A Câmara dos Deputados e o Palácio do Planalto sinalizam um alinhamento na agenda de redução da jornada de trabalho, após disputa pela governança do tema. A ideia é conduzir a PEC que estabelece a redução por meio da Constituição, ao mesmo tempo em que o Planalto encaminha um projeto de regime de urgência para discutir regras específicas, incluindo outros modelos de trabalho. O movimento foi confirmado pelo presidente da comissão, Alencar Santana, e pelo relator da PEC, Léo Prates.

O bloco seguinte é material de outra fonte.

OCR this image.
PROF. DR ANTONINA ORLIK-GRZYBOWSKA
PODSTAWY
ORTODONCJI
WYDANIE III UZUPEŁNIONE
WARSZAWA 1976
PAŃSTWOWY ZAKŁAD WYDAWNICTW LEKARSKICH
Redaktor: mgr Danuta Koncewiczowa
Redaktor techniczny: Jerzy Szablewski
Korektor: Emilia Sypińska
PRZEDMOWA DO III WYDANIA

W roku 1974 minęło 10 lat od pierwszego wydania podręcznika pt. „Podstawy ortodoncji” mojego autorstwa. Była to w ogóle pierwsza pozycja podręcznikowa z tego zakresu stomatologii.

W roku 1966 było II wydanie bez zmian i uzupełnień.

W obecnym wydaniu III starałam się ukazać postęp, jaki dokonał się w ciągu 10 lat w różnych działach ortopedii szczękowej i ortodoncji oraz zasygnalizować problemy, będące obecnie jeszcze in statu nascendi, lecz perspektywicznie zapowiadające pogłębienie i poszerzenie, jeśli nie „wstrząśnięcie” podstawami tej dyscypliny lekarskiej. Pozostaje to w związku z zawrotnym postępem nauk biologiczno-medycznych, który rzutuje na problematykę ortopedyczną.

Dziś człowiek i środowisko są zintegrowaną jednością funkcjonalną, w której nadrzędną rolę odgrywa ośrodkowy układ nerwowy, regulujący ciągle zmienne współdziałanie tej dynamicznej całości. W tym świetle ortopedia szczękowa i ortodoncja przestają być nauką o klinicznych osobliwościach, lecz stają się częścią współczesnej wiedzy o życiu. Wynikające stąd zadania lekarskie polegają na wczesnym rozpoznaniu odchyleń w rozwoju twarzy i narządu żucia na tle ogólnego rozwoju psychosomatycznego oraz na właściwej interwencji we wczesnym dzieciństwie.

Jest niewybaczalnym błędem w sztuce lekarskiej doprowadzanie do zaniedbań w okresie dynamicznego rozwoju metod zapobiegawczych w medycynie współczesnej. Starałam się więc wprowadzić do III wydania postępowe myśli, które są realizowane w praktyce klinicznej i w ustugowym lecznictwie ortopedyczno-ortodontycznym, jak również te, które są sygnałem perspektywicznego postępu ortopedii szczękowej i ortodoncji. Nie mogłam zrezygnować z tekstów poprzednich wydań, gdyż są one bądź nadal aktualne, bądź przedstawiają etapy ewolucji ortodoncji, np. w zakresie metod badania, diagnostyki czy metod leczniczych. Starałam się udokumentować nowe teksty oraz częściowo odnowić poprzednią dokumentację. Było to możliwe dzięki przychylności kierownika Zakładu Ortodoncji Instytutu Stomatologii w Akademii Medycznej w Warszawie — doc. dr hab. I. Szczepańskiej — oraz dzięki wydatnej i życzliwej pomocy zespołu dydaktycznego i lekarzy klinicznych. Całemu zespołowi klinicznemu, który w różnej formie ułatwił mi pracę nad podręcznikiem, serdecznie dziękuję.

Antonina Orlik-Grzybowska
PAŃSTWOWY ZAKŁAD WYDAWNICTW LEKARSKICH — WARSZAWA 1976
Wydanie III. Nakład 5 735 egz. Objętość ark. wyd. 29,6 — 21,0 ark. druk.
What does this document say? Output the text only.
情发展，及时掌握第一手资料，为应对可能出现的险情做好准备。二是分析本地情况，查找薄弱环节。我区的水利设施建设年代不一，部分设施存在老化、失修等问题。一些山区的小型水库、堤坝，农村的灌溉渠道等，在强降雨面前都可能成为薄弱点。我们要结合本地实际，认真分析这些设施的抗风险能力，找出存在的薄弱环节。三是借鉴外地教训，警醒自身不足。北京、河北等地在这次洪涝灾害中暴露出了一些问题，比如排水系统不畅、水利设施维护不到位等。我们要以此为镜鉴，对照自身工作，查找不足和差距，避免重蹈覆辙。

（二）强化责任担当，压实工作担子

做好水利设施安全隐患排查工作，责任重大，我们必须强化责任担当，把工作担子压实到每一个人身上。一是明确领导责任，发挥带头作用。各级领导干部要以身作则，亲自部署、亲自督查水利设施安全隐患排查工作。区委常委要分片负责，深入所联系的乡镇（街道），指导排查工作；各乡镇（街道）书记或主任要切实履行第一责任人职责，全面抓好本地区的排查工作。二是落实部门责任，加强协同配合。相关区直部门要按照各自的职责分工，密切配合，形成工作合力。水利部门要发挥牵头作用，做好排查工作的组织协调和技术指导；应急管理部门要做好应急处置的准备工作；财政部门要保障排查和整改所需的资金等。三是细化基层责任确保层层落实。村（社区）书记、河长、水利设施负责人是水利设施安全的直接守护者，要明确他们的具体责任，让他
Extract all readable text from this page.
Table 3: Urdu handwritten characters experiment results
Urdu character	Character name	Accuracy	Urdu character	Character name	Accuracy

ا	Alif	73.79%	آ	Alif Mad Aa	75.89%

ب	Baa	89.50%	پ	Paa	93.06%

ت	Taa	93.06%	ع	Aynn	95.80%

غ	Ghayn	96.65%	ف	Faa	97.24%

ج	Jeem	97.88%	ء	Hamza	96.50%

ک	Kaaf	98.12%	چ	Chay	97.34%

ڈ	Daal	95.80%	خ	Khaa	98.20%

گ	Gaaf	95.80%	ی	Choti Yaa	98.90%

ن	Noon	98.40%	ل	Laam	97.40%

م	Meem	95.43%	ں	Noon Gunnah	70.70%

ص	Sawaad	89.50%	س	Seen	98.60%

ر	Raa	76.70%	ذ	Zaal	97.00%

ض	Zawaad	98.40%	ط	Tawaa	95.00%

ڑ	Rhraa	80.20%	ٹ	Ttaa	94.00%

O objetivo é dividir gestão entre propostas: a PEC fixa a regra geral, e o projeto de lei, debatido no Planalto, detalha exceções e modelos alternativos. O entendimento evita confronto direto, mantendo Motta na frente de decidir pela via parlamentar, com participação do Executivo em nível de urgência para acelerar o processo.
A Câmara tem até 45 dias para votar a proposta de urgência do Planalto. Caso não haja aprovação, a pauta fica travada. O cronograma prevê votações na comissão especial nos dias 26 e 27 de maio, com objetivo de encaminhar ao Senado ainda no primeiro semestre.
Avanço do acordo entre Executivo e Câmara
Motta reiterou a intenção de cumprir o ritmo previsto para avançar na agenda de redução de jornada, buscando blindar o tema no Senado antes do recesso. A Câmara pretende manter o debate técnico delimitado na PEC, enquanto o Planalto participa com regras específicas no projeto de lei.
Segundo fontes da comissão, há apoio político para que o texto chegue ao plenário da Câmara ainda neste mês, para então seguir ao Senado. A estratégia busca evitar atrasos e manter o tema entre os itens prioritários do ano. A expectativa é de que, se aprovado, o assunto tenha efeito ainda neste semestre.